The on-line ballots are now open and shortly each Major League stadium will also have printed ballots that fans can fill out while at the game. My kids usually look forward to this time and do their part to stuff the ballot box with votes for their favorite players (I know, I know, they don’t listen to me either when I tell them to vote for the most deserving athletes). I eagerly announced to the family that voting time was nearly upon us. I expected confetti and fanfare at the news but instead I was greeted with mutterings and complaints. My 11 year old son was especially vocal in his complaints vowing not to even take part this year. Not take part in voting, how could he say such a thing?

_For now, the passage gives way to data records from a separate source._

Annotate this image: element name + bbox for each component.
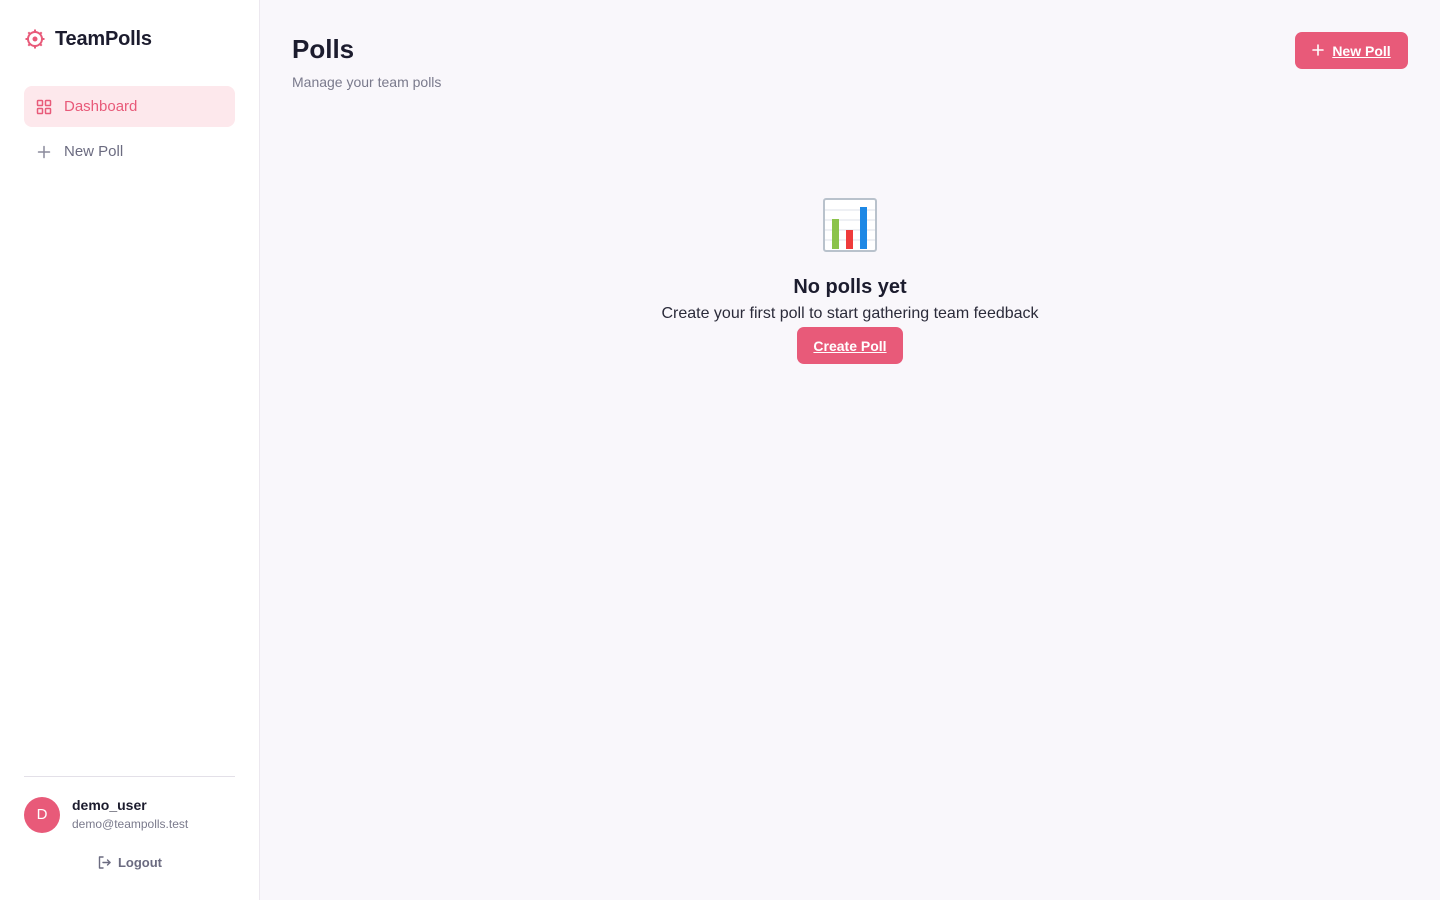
page-subtitle: Manage your team polls (292, 74, 442, 90)
avatar[interactable]: D (24, 796, 60, 833)
grid-icon (36, 99, 52, 115)
user-info: D demo_user demo@teampolls.test (24, 796, 235, 833)
brand-name: TeamPolls (55, 27, 152, 50)
brand[interactable]: TeamPolls (24, 28, 152, 50)
user-email: demo@teampolls.test (72, 817, 189, 831)
plus-icon (36, 144, 52, 160)
sidebar-nav: Dashboard New Poll (24, 86, 235, 176)
user-panel: D demo_user demo@teampolls.test Logout (24, 776, 235, 870)
main-content: Polls Manage your team polls New Poll No (260, 0, 1440, 900)
logout-label: Logout (117, 855, 163, 870)
user-details: demo_user demo@teampolls.test (72, 796, 188, 833)
page-title: Polls (292, 34, 355, 64)
empty-state-text: Create your first poll to start gatherin… (661, 305, 1039, 322)
new-poll-button[interactable]: New Poll (1295, 32, 1408, 69)
gear-icon (24, 28, 46, 50)
sidebar-item-label: New Poll (64, 143, 124, 160)
empty-state-title: No polls yet (793, 276, 907, 298)
logout-icon (97, 855, 112, 870)
plus-icon (1312, 43, 1325, 59)
sidebar-item-new-poll[interactable]: New Poll (24, 131, 235, 172)
sidebar-item-dashboard[interactable]: Dashboard (24, 86, 235, 127)
user-name: demo_user (72, 797, 147, 813)
sidebar: TeamPolls Dashboard New Poll D demo_user… (0, 0, 260, 900)
bar-chart-icon (821, 196, 879, 254)
create-poll-button[interactable]: Create Poll (797, 327, 903, 364)
logout-button[interactable]: Logout (24, 855, 235, 870)
empty-state: No polls yet Create your first poll to s… (260, 196, 1440, 364)
new-poll-button-label: New Poll (1332, 42, 1391, 59)
sidebar-item-label: Dashboard (64, 98, 138, 115)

He along with my daughter and to a lesser part my wife all jumped on the anti-voting band wagon with particular complaints lodged against the Arizona Diamondbacks. This was very unlike my family and so I was curious what had caused such a response towards baseball and especially towards the beloved Diamondbacks. Much of their dissatisfaction was focused towards the DBacks and the way they ran the voting during the 2008 season. In an effort to get more people voting they implemented a promotion where they rewarded fans for filling out ballots and turning them in at the stadium. My family eager to win prizes jumped at the chance and on the first day of voting brought home literally thousands of ballots. In the first 24 hours they filled out 1,500 ballots and turned them in at Chase Field. They continued this process and over the next several home stands they posted over 5,000 ballots. The prize they were most interested in was the offer for a free Diamondbacks license plate for the car. I of course have a DBacks plate on my car but my wife does not. It has been a source of contention in our marriage for as long as these special license plates have been available. The family decided this was the best way to eliminate the license plate problem was to fill out All-Star ballots and get a plate for mom’s car.

The ballots were turned in and the proper paperwork was filled out at Chase Field that would be used to get the plate. There was only one problem; no one accepting the ballots had any idea how to fulfill the plate request that was being advertised. We were told that details were being worked out and that we would receive a voucher for a license plate shortly. Well shortly strung along throughout the voting period without an answer. After voting ended my wife contacted the Diamondbacks to find out what to do about the license plate and was told that they were working on the fulfillment and that she would be contacted. This went on for the rest of the season with my wife checking periodically and being given the same answer. The season ended as did the off-season and Spring Training. Here we are now nearly a year later and still no word as to how we could obtain the free Diamondbacks license plate that was earned last season. This has led to some frustration and disenchantment of the whole process. So while I still plan on filling out my ballot and voting for players to represent the Diamondbacks in the All-Star game I am not expecting any help from my family on this one. I don’t even want to think about what might happen if the Diamondbacks offer free license plates for filling out ballots. That’s not a freedom of expression I want to see.